Naomi Klein notes that nothing enrages Richard Perle more than the suggestion that his advocacy for war “is in any way influenced by the enormous profitability of war for him personally”. When CNN’s Wolf Blitzer reminded Perle of Seymour Hersh’s article about his conflicts of interest, Perle blew up and compared Hersh to a terrorist. Then he told Blitzer, “I don’t believe that a company would gain from a war…. The suggestion that my views are somehow related for the potential for investments in homeland defense is complete nonsense.”

Klein notes the absurdity of Perle’s statement that corporations don’t reap financial gains from wars. Yet, she says that even the most committed critics of the Neocons tend to portray them as ideologues, motivated by a commitment to American supremacy rather than motivated primarily by personal financial gain.

It is time, however, that we lose our reluctance to look at the situation realistically and call them what they are. Klein says of the distinction between the Neocons’ militant nationalistic ideology and plain war profiteering:

This distinction is both artificial and amnesiac. The right to limitless profit-seeking has always been at the center of Neocon ideology. Before 9/11, demands for radical privatization and attacks on social spending fuelled the Neocon movement… at think tanks such as the American Enterprise Institute, Heritage and Cato.


Consider the consequences of failing to hold war profiteers accountable for their crimes

To be honest about it, this isn’t the first time in world history or American history that war profiteers have led a nation into a disastrous war for their own personal gain. Nor was our invasion of Iraq the most disastrous war to ever befall the world – yet. And war profiteers often or usually get away with their crimes without having to pay a price. So, if our country fails to take action against these war profiteers it won’t set a whole new precedent in doing so, because the precedent has already been set.
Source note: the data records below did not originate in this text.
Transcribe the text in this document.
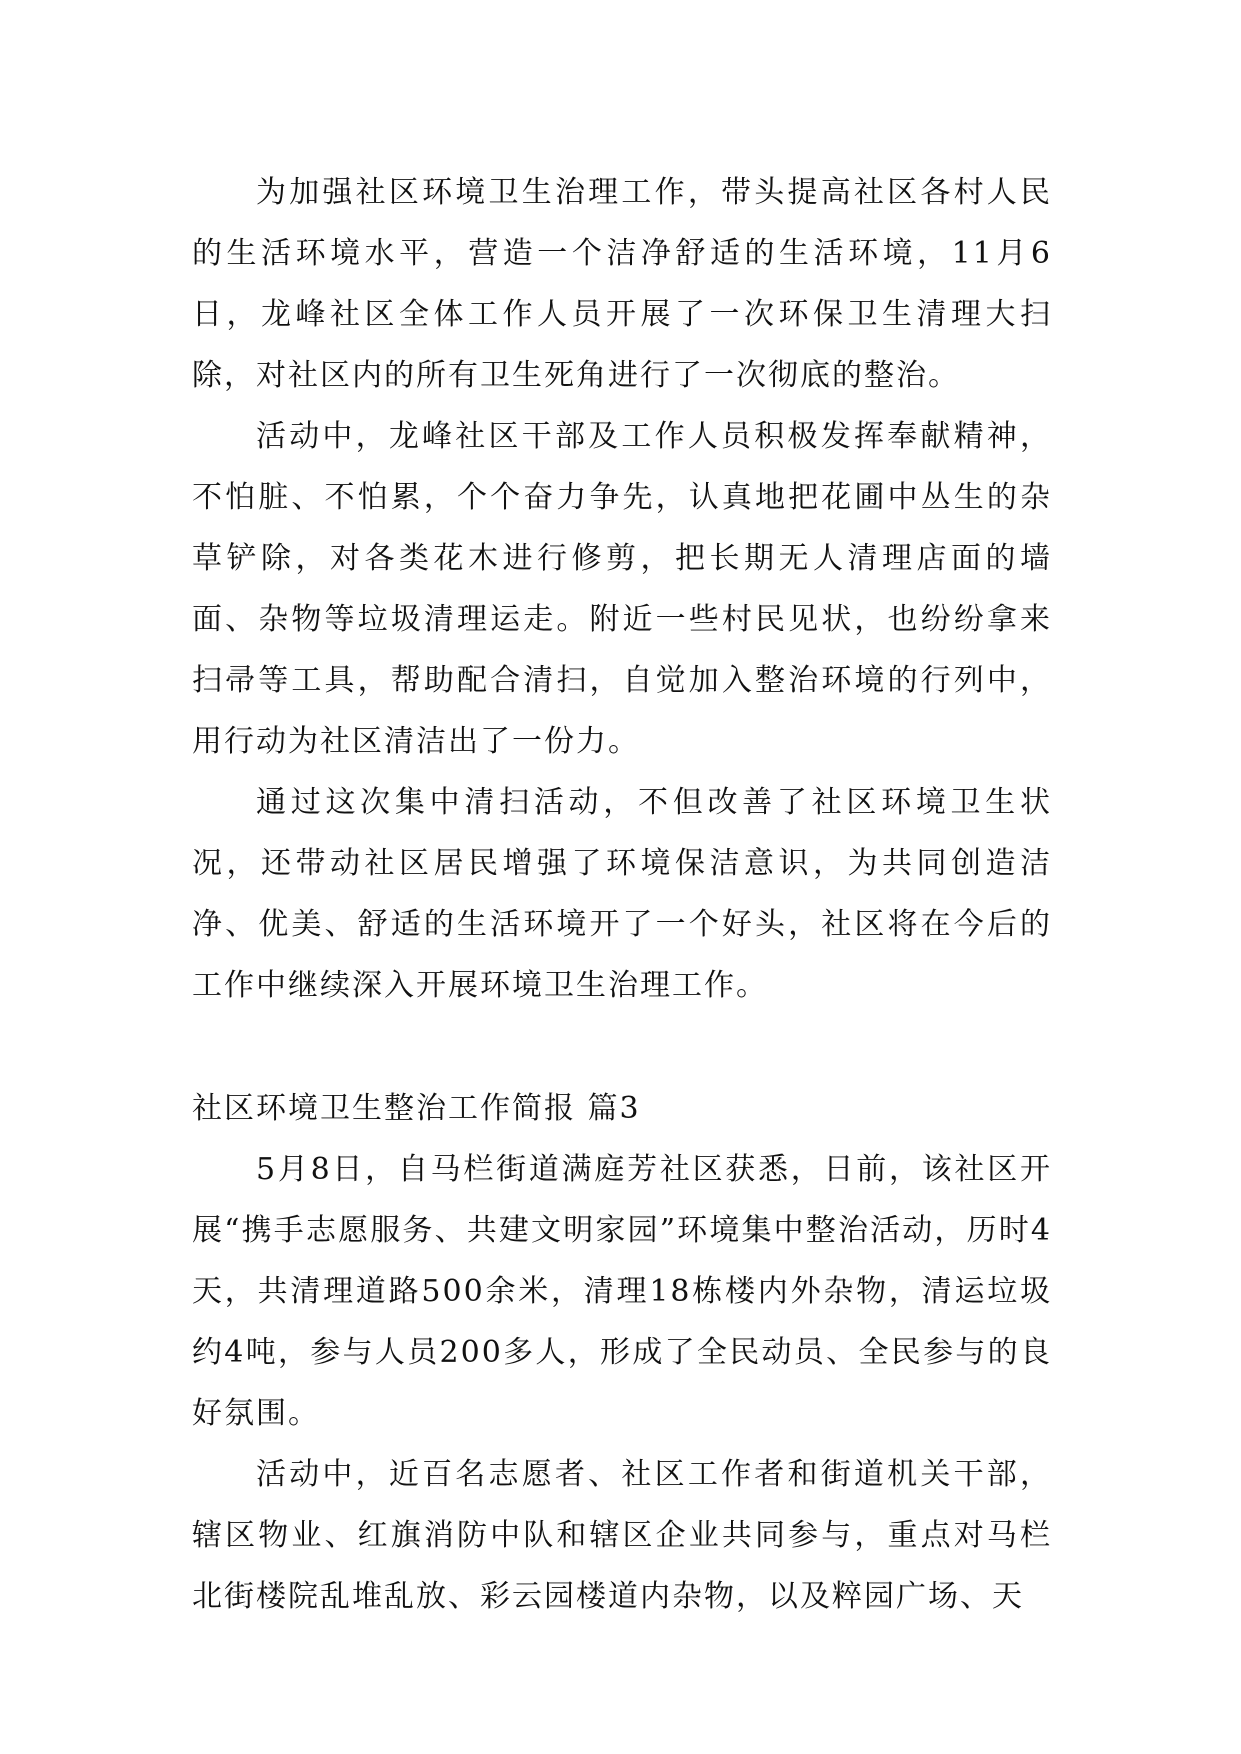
为加强社区环境卫生治理工作，带头提高社区各村人民的生活环境水平，营造一个洁净舒适的生活环境，11月6日，龙峰社区全体工作人员开展了一次环保卫生清理大扫除，对社区内的所有卫生死角进行了一次彻底的整治。

活动中，龙峰社区干部及工作人员积极发挥奉献精神，不怕脏、不怕累，个个奋力争先，认真地把花圃中丛生的杂草铲除，对各类花木进行修剪，把长期无人清理店面的墙面、杂物等垃圾清理运走。附近一些村民见状，也纷纷拿来扫帚等工具，帮助配合清扫，自觉加入整治环境的行列中，用行动为社区清洁出了一份力。

通过这次集中清扫活动，不但改善了社区环境卫生状况，还带动社区居民增强了环境保洁意识，为共同创造洁净、优美、舒适的生活环境开了一个好头，社区将在今后的工作中继续深入开展环境卫生治理工作。

社区环境卫生整治工作简报 篇3

5月8日，自马栏街道满庭芳社区获悉，日前，该社区开展“携手志愿服务、共建文明家园”环境集中整治活动，历时4天，共清理道路500余米，清理18栋楼内外杂物，清运垃圾约4吨，参与人员200多人，形成了全民动员、全民参与的良好氛围。

活动中，近百名志愿者、社区工作者和街道机关干部，辖区物业、红旗消防中队和辖区企业共同参与，重点对马栏北街楼院乱堆乱放、彩云园楼道内杂物，以及粹园广场、天
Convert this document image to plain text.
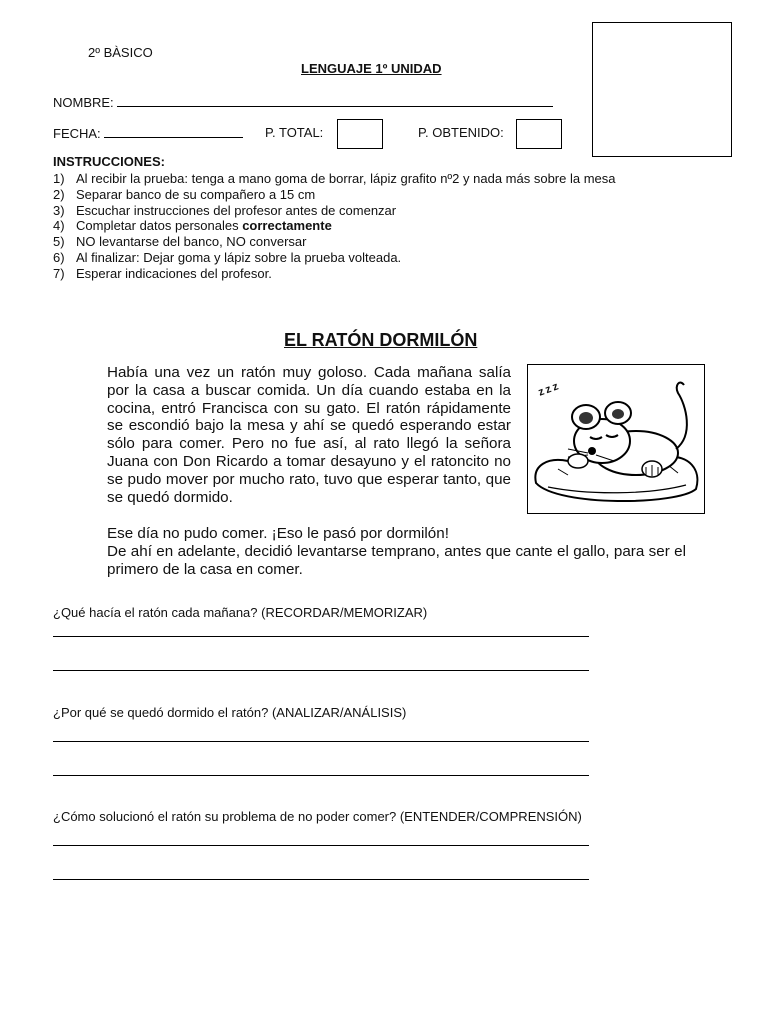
2º BÀSICO
LENGUAJE 1º UNIDAD
NOMBRE:
FECHA:	P. TOTAL:	P. OBTENIDO:
INSTRUCCIONES:
1) Al recibir la prueba: tenga a mano goma de borrar, lápiz grafito nº2 y nada más sobre la mesa
2) Separar banco de su compañero a 15 cm
3) Escuchar instrucciones del profesor antes de comenzar
4) Completar datos personales correctamente
5) NO levantarse del banco, NO conversar
6) Al finalizar: Dejar goma y lápiz sobre la prueba volteada.
7) Esperar indicaciones del profesor.
EL RATÓN DORMILÓN
Había una vez un ratón muy goloso. Cada mañana salía por la casa a buscar comida. Un día cuando estaba en la cocina, entró Francisca con su gato. El ratón rápidamente se escondió bajo la mesa y ahí se quedó esperando estar sólo para comer. Pero no fue así, al rato llegó la señora Juana con Don Ricardo a tomar desayuno y el ratoncito no se pudo mover por mucho rato, tuvo que esperar tanto, que se quedó dormido.
Ese día no pudo comer. ¡Eso le pasó por dormilón!
De ahí en adelante, decidió levantarse temprano, antes que cante el gallo, para ser el primero de la casa en comer.
zzz
¿Qué hacía el ratón cada mañana? (RECORDAR/MEMORIZAR)
¿Por qué se quedó dormido el ratón? (ANALIZAR/ANÁLISIS)
¿Cómo solucionó el ratón su problema de no poder comer? (ENTENDER/COMPRENSIÓN)
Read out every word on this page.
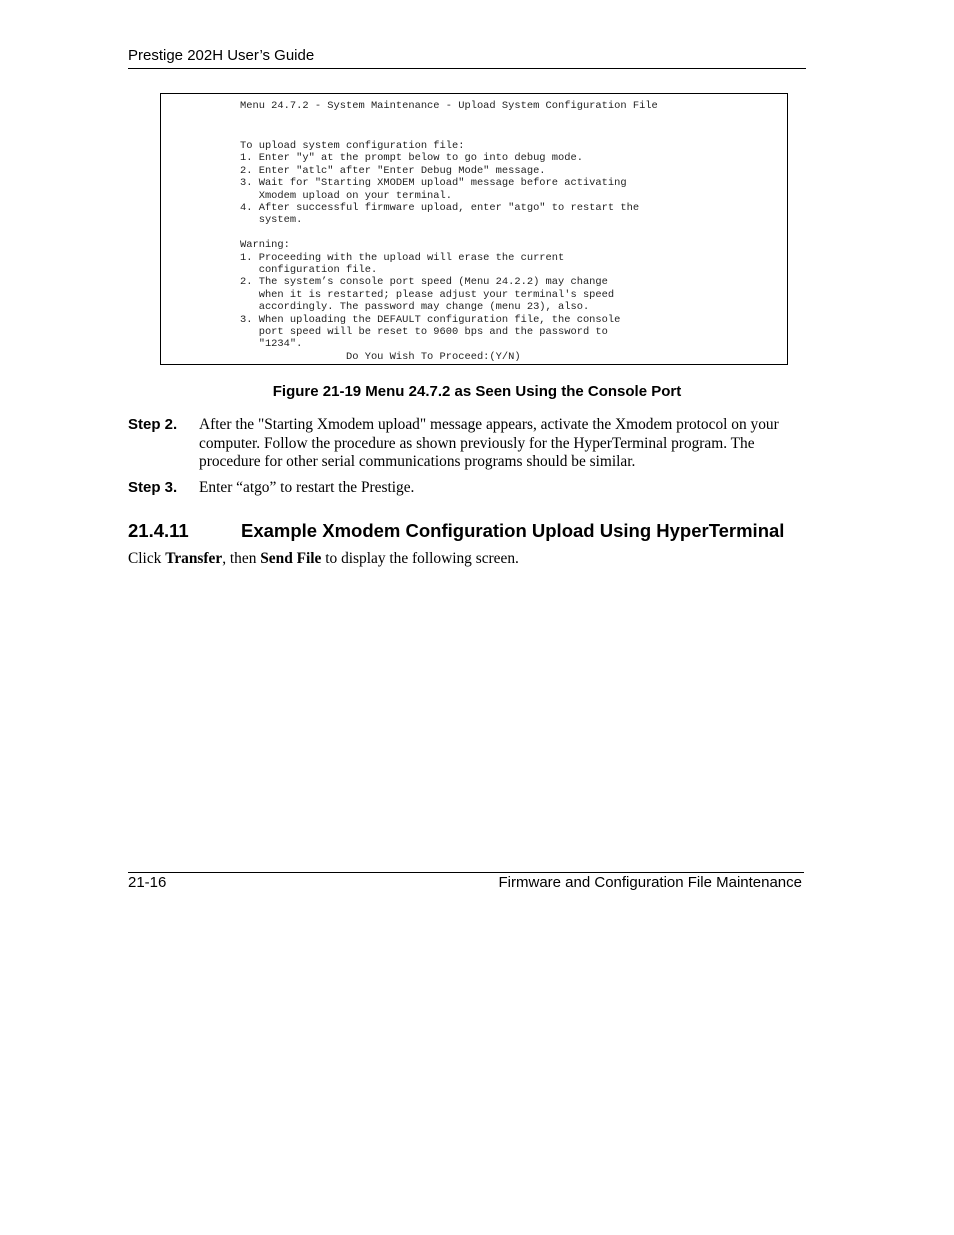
Prestige 202H User’s Guide
Menu 24.7.2 - System Maintenance - Upload System Configuration File
To upload system configuration file:
1. Enter "y" at the prompt below to go into debug mode.
2. Enter "atlc" after "Enter Debug Mode" message.
3. Wait for "Starting XMODEM upload" message before activating
Xmodem upload on your terminal.
4. After successful firmware upload, enter "atgo" to restart the
system.
Warning:
1. Proceeding with the upload will erase the current
configuration file.
2. The system’s console port speed (Menu 24.2.2) may change
when it is restarted; please adjust your terminal's speed
accordingly. The password may change (menu 23), also.
3. When uploading the DEFAULT configuration file, the console
port speed will be reset to 9600 bps and the password to
"1234".
Do You Wish To Proceed:(Y/N)
Figure 21-19 Menu 24.7.2 as Seen Using the Console Port
Step 2. After the "Starting Xmodem upload" message appears, activate the Xmodem protocol on your
computer. Follow the procedure as shown previously for the HyperTerminal program. The
procedure for other serial communications programs should be similar.
Step 3. Enter “atgo” to restart the Prestige.
21.4.11	Example Xmodem Configuration Upload Using HyperTerminal
Click Transfer, then Send File to display the following screen.
21-16	Firmware and Configuration File Maintenance
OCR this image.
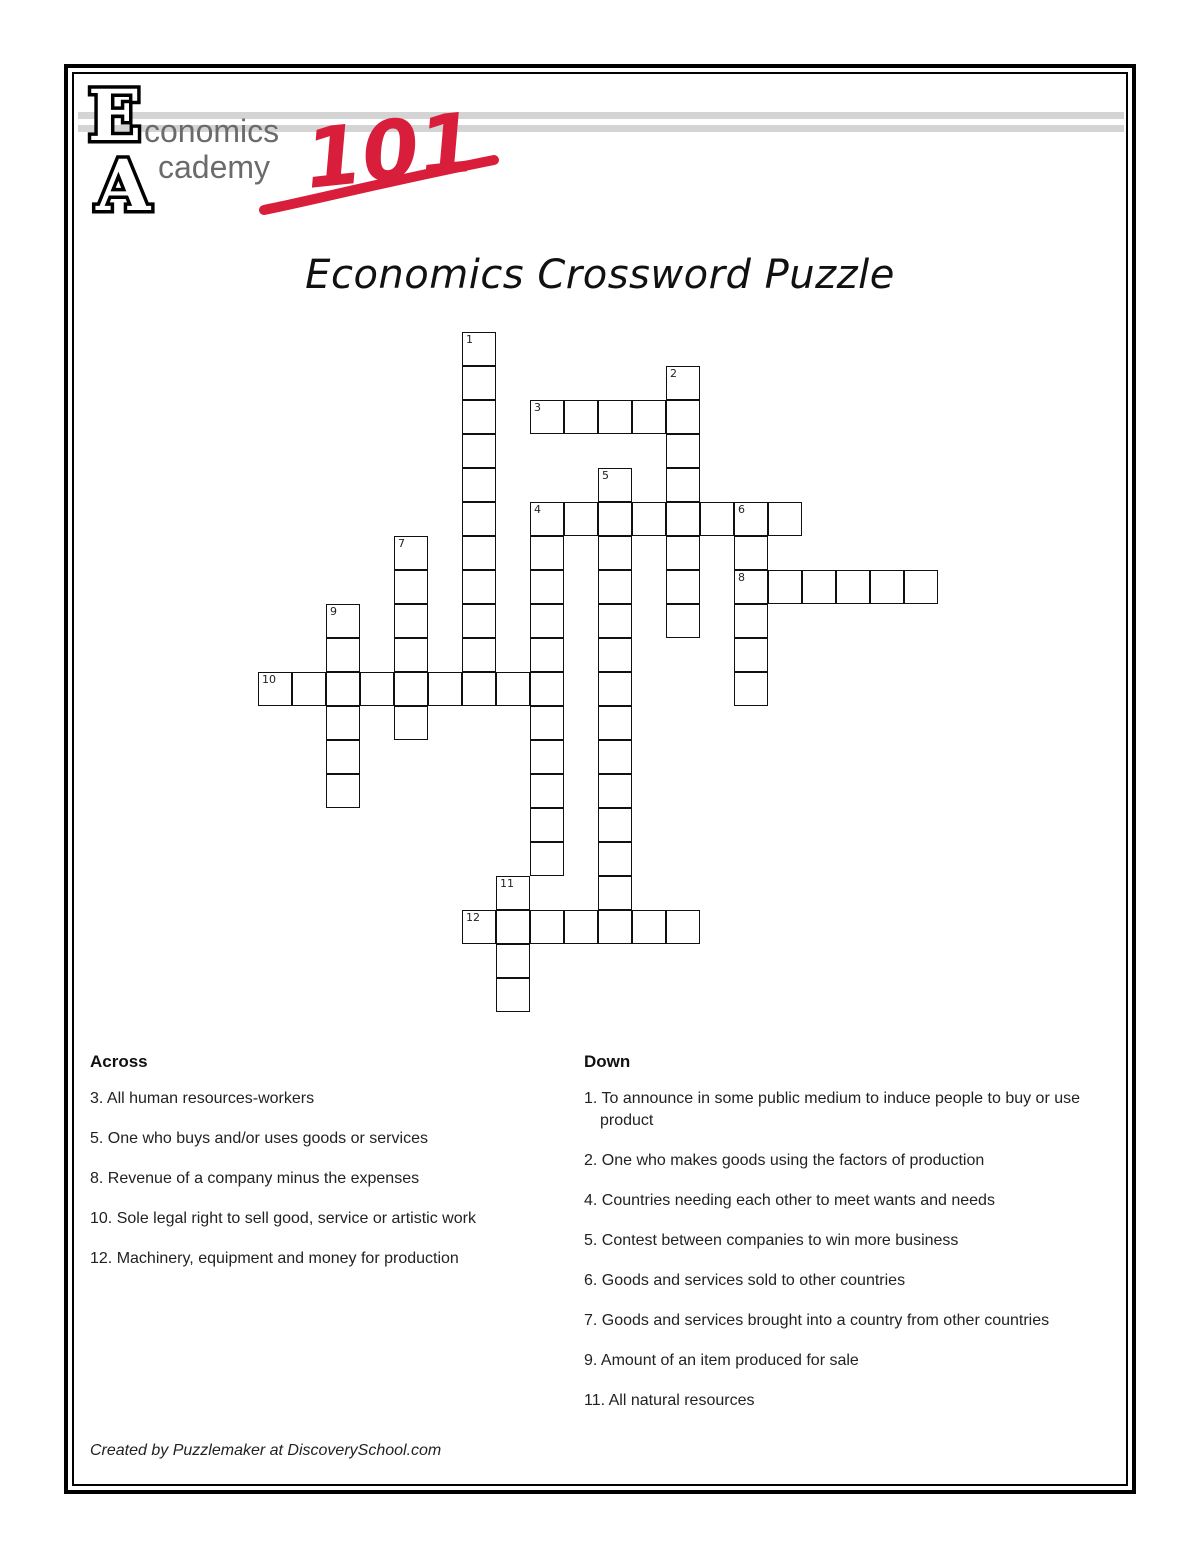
E
A
conomics
cademy 101
Economics Crossword Puzzle
1
2
3
5
4	6
8
7
9
10
11
12
Across

3. All human resources-workers

5. One who buys and/or uses goods or services

8. Revenue of a company minus the expenses

10. Sole legal right to sell good, service or artistic work

12. Machinery, equipment and money for production

Down

1. To announce in some public medium to induce people to buy or use product

2. One who makes goods using the factors of production

4. Countries needing each other to meet wants and needs

5. Contest between companies to win more business

6. Goods and services sold to other countries

7. Goods and services brought into a country from other countries

9. Amount of an item produced for sale

11. All natural resources

Created by Puzzlemaker at DiscoverySchool.com
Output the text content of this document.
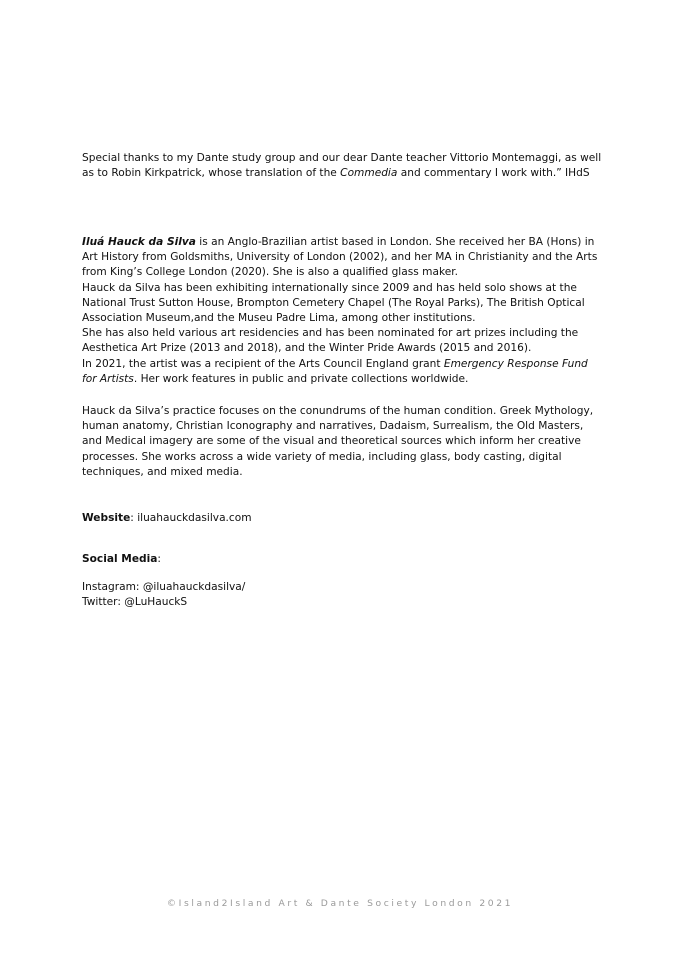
Special thanks to my Dante study group and our dear Dante teacher Vittorio Montemaggi, as well as to Robin Kirkpatrick, whose translation of the Commedia and commentary I work with.” IHdS

Iluá Hauck da Silva is an Anglo-Brazilian artist based in London. She received her BA (Hons) in Art History from Goldsmiths, University of London (2002), and her MA in Christianity and the Arts from King’s College London (2020). She is also a qualified glass maker.

Hauck da Silva has been exhibiting internationally since 2009 and has held solo shows at the National Trust Sutton House, Brompton Cemetery Chapel (The Royal Parks), The British Optical Association Museum,and the Museu Padre Lima, among other institutions.

She has also held various art residencies and has been nominated for art prizes including the Aesthetica Art Prize (2013 and 2018), and the Winter Pride Awards (2015 and 2016).

In 2021, the artist was a recipient of the Arts Council England grant Emergency Response Fund for Artists. Her work features in public and private collections worldwide.

Hauck da Silva’s practice focuses on the conundrums of the human condition. Greek Mythology, human anatomy, Christian Iconography and narratives, Dadaism, Surrealism, the Old Masters, and Medical imagery are some of the visual and theoretical sources which inform her creative processes. She works across a wide variety of media, including glass, body casting, digital techniques, and mixed media.

Website: iluahauckdasilva.com

Social Media:

Instagram: @iluahauckdasilva/

Twitter: @LuHauckS

©Island2Island Art & Dante Society London 2021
But on the other hand, the Bush administration is the most blatantly criminal presidential administration that our country has ever suffered through. His invasion of Iraq was completely unnecessary and irresponsible. The fact that Iraq posed no threat to us and Bush/Cheney knew that it posed no threat to us means that it was a war crime. Furthermore, George Bush and Dick Cheney lied to the American people and to Congress in order to justify that war. As such, they violated the separation of powers in our Constitution and usurped Congress’s power to declare war. Congress was wrong to give George Bush the power to use his own judgment to make a unilateral decision on whether or not to invade Iraq. But they did not declare war. He did. Congress merely left it up to his judgment. They should have known better. They should have known that George Bush would abuse that responsibility – as indeed he did. Now they have the opportunity to partially amend their mistake, by making George Bush and Dick Cheney accountable for their criminal actions.

I don’t want to get into a semantic argument about whether or not our Constitution requires that Congress impeach Bush and Cheney and remove them from office. One could argue the letter of the Constitution either way. But our Constitution has been willfully violated by those two criminals countless times. If Congress fails to take action now, they are so much as saying that our Constitution is nothing but the worthless scrap of paper that George Bush has said it is.

Therefore, if Congress believes that our Constitution contains the laws that hold our country together and make us a nation of laws rather than a nation of men, then common sense demands that they impeach. So does common decency. It is not only our Constitution and our nation that is at stake. War profiteering is one of the worst crimes known to man – for reasons that I don’t think I have to explain. It is a terrible crime against humanity. If the world doesn’t draw a line in the sand with regard to these kind of crimes before too long, given current weaponry, technology, and pending environmental catastrophes, it is not likely that world civilization will last much longer.